It’s been an ongoing heated debate regarding immigration since the Senate passed a comprehensive reform bill almost a year ago. Though the bill has been immensely divisive in Washington and has yet to be voted on by the GOP-led House of Representatives, opinion among American citizens in relation to the issue seems to be largely unchanging.
A recent survey put out in tandem by the Public Religion Research Institute and the Brookings Institution attempted to measure change in opinion regarding the matter since last year. What was revealed is that 62 percent of those who responded support having a means for undocumented immigrants to gain citizenship. That number represents an almost negligible decrease in respondents indicating this opinion, down from 63 percent last year.
The absence in change of opinion, interestingly enough, is not particularly tied in to the rate at which Americans approve of the leadership of President Barack Obama as a whole. As of June 2014, 64 percent of respondents have indicated dissatisfaction with the direction that the country is headed. This number is up 6 percent from the 58 percent who indicated dissatisfaction in March 2013. Robert P. Jones, chief executive of the Public Religion Research Institute, asserted that there isn’t a correlation between the two numbers, as people tend to view immigration reform as a national failing instead of a presidential one.

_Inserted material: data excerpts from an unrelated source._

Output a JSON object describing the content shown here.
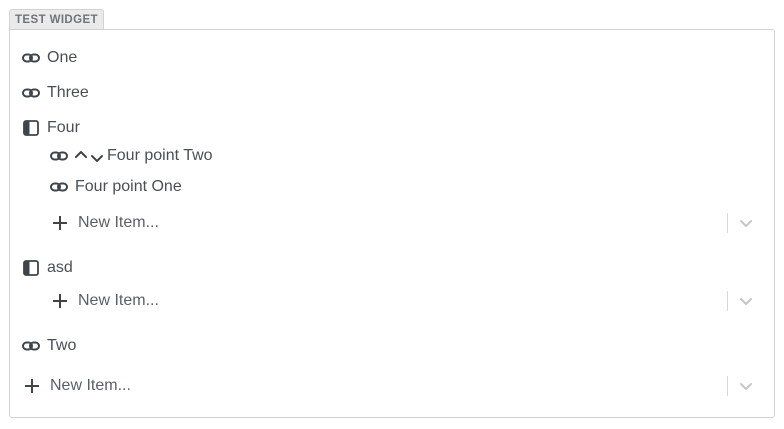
{
  "widget": {
    "title": "TEST WIDGET"
  },
  "items": [
    {
      "label": "One",
      "icon": "link-icon"
    },
    {
      "label": "Three",
      "icon": "link-icon"
    },
    {
      "label": "Four",
      "icon": "sidebar-panel-icon",
      "children": [
        {
          "label": "Four point Two",
          "icon": "link-icon",
          "has_move_controls": true
        },
        {
          "label": "Four point One",
          "icon": "link-icon"
        }
      ],
      "new_item_placeholder": "New Item..."
    },
    {
      "label": "asd",
      "icon": "sidebar-panel-icon",
      "new_item_placeholder": "New Item..."
    },
    {
      "label": "Two",
      "icon": "link-icon"
    }
  ],
  "root_new_item_placeholder": "New Item...",
  "colors": {
    "icon": "#3f444b",
    "text": "#4a4f57",
    "border": "#d2d2d2",
    "muted_chevron": "#c3c6ca"
  }
}
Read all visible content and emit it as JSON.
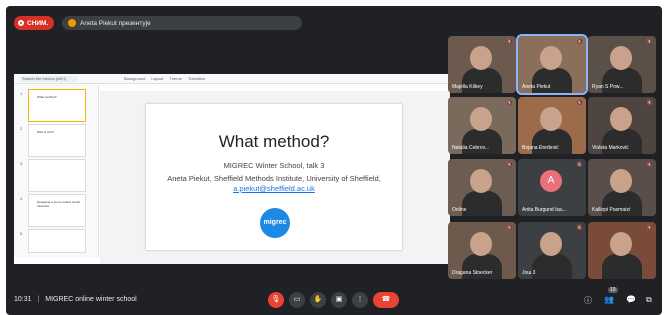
{
  "top": {
    "recording_label": "СНИМ.",
    "presenter_text": "Aneta Piekut презентује"
  },
  "slides_app": {
    "search_placeholder": "Search the menus (Alt+/)",
    "toolbar": [
      "Background",
      "Layout",
      "Theme",
      "Transition"
    ],
    "thumbnails": [
      {
        "num": "1",
        "title": "What method?"
      },
      {
        "num": "2",
        "title": "Who is who?"
      },
      {
        "num": "3",
        "title": ""
      },
      {
        "num": "4",
        "title": "Designing a tool to collect social networks"
      },
      {
        "num": "5",
        "title": ""
      }
    ]
  },
  "slide": {
    "title": "What method?",
    "subtitle": "MIGREC Winter School, talk 3",
    "author_line": "Aneta Piekut, Sheffield Methods Institute, University of Sheffield,",
    "email": "a.piekut@sheffield.ac.uk",
    "logo_text": "migrec"
  },
  "participants": [
    {
      "name": "Majella Kilkey",
      "initial": "",
      "active": false
    },
    {
      "name": "Aneta Piekut",
      "initial": "",
      "active": true
    },
    {
      "name": "Ryan S Pow...",
      "initial": "",
      "active": false
    },
    {
      "name": "Natalia Cebrov...",
      "initial": "",
      "active": false
    },
    {
      "name": "Bojana Đorđević",
      "initial": "",
      "active": false
    },
    {
      "name": "Violeta Marković",
      "initial": "",
      "active": false
    },
    {
      "name": "Online",
      "initial": "",
      "active": false
    },
    {
      "name": "Anita Burgund Isa...",
      "initial": "A",
      "active": false
    },
    {
      "name": "Kalliopi Pasmatzi",
      "initial": "",
      "active": false
    },
    {
      "name": "Dragana Stoecker",
      "initial": "",
      "active": false
    },
    {
      "name": "Још 3",
      "initial": "",
      "active": false
    },
    {
      "name": "",
      "initial": "",
      "active": false
    }
  ],
  "bottom": {
    "time": "10:31",
    "meeting": "MIGREC online winter school",
    "participant_count": "19"
  },
  "colors": {
    "accent_red": "#ea4335",
    "background": "#202124",
    "active_border": "#8ab4f8"
  }
}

“Even though more people disapprove of the job President Obama is doing and with the country’s direction, that didn’t seem to affect their attitudes on immigration reform. If the issue was more closely tied with President Obama, you’d think support would go down,” Jones told The Washington Post. “There is no correlation.”
The study also indicated that 37 percent of respondents feel that allowing new immigrants to gain citizenship harms our society and threatens “traditional values,” while 58 percent felt that the process strengthens America. While immigration reform becomes a more pressing issue with each day, all that is clear is that a majority of the American people remain consistent in their desire for some resolution.